Ф. Ницше. По ту сторону добра и зла
Есть невероятный соблазн в том, чтоб причислить «Туринскую лошадь» к фильмам прекрасным, но старомодным. Именно эти эпитеты мелькают у критиков, говорящих о квинтэссенции стиля («библейская фреска», «величественная метафора») и останавливающихся как вкопанные перед моралью. Последняя таинственным образом исчезает в описании «притчи об апокалипсисе».
Одним словом, большинство легко удовлетворяется тавтологией («Конец всего — это просто конец всего»), как если бы апокалипсис был темой и одновременно идеей любого произведения.

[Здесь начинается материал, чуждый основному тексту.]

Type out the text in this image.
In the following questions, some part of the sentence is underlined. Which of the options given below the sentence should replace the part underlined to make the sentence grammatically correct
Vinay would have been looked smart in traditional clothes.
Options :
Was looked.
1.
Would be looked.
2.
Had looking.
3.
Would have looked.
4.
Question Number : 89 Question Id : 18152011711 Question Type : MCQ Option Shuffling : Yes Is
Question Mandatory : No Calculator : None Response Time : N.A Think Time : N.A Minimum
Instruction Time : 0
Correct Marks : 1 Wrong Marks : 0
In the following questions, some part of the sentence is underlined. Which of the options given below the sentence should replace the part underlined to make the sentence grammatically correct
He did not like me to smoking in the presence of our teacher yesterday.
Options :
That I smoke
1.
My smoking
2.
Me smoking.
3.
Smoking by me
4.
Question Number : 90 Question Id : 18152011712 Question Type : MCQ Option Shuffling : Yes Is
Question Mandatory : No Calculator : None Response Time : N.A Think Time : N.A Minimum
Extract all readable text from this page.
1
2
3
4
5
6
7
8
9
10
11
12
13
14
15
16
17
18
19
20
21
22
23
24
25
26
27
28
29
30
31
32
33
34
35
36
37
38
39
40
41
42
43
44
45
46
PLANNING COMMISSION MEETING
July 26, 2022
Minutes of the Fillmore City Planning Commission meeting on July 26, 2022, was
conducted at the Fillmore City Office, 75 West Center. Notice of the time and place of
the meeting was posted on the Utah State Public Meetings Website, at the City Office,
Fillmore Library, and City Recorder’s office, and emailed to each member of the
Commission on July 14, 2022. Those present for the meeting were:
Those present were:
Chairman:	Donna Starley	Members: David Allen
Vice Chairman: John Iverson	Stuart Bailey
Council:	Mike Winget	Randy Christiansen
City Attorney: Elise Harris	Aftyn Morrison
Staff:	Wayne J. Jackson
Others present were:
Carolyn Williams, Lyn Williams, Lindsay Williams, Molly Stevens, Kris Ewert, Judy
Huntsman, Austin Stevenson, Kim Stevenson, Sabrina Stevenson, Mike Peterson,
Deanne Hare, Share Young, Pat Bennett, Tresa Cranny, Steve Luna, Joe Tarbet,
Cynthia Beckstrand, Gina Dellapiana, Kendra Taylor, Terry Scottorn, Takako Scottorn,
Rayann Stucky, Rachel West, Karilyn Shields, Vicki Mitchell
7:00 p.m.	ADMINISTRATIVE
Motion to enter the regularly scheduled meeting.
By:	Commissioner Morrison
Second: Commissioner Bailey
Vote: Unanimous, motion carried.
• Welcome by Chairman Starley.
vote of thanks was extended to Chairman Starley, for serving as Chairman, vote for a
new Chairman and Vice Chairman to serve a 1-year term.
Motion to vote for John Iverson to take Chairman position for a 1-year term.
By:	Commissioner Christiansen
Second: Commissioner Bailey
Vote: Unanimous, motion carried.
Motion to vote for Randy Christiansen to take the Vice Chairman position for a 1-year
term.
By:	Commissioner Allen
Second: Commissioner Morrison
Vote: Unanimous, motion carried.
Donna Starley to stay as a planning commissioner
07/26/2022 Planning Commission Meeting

Справедливости ради заметим, что режиссерские интервью ничуть не противоречат расхожей интерпретации фильма. «Туринская лошадь» объявлена «лентой-прощанием», после которой «ничего невозможно». Бела Тарр заканчивает карьеру и символически уходит на пенсию1.
Пожалуй, единственное, что останавливает эту замечательную игру в очевидность — сама идея «последнего фильма». Ведь мысль о закате истории — есть мысль историческая par excellence и в этом качестве не избегающая во-проса «А что потом?».
Тарр, впрочем, отвечает с чудесной наивностью — все когда-нибудь приходит к концу. Однако Тарр-художник (отличающийся от Тарра — человека и комментатора) говорит нечто совершенно иное.
Оставляя позади анекдот (впечатляющую сцену в Турине, где Ницше заплакал от вида истерзанной лошади), фильм повествует о лошади и вознице, о мире, охваченном энтропией. В постепенном угасании жизни здесь останавливаются огонь и вода, живая и неживая природа. Все, кроме самого человека, гонимого ветром и спасительным незнанием собственной участи.
Можно сказать, что у Тарра существует смирение вещей внутри отмеренного круга возможностей. Огонь знает, что перестанет гореть, колодец — что высохнет. Лошадь чувствует наступление смерти. Каждая вещь не больше себя самой и смирится перед наступающим возникновением и гибелью. И лишь человек, влекомый иллюзией, не ведает, что существует конец всего.
Возница встает и идет за плугом, дочь носит воду и переодевает его перед полуденным сном. Он пашет землю, она ставит на стол две темные, как уголь, картофелины. А после каждый торопится к пустому окну. Садится, словно в театральную ложу, и замирает в ожидании зрелища.
Так молчание бога позволяет человеку надеяться2: с крестьянским упорством пересекать очередную опустошенную землю и возвращаться в другую, смирившуюся с собственной скудостью. Исполнять однажды заведенный порядок, не переставая вглядываться туда, где нет ничего, кроме ветра.
Бела Тарр выстраивает кадр как театральную мизансцену: полупустое пространство, венчающееся перекрестьем окна, реквизит суперусловного действа и персонажи с внешностью библейских пророков, вылепленных угловой светотенью.
Театральность, в которой многие видят возвращение в 80-е, здесь живет в контрапункте с монотонностью времени. Геометрия каждого кадра спорит с невыносимой «прибавкой» реальности, с тем, что никакой образ не может усвоить. Тарр словно сражается с жизнью, однообразно втекающей в объектив, строит плотину из символов, пытаясь сдержать энтропию времени. Впрочем, сам Тарр едва ли узнал бы себя в этом высказывании.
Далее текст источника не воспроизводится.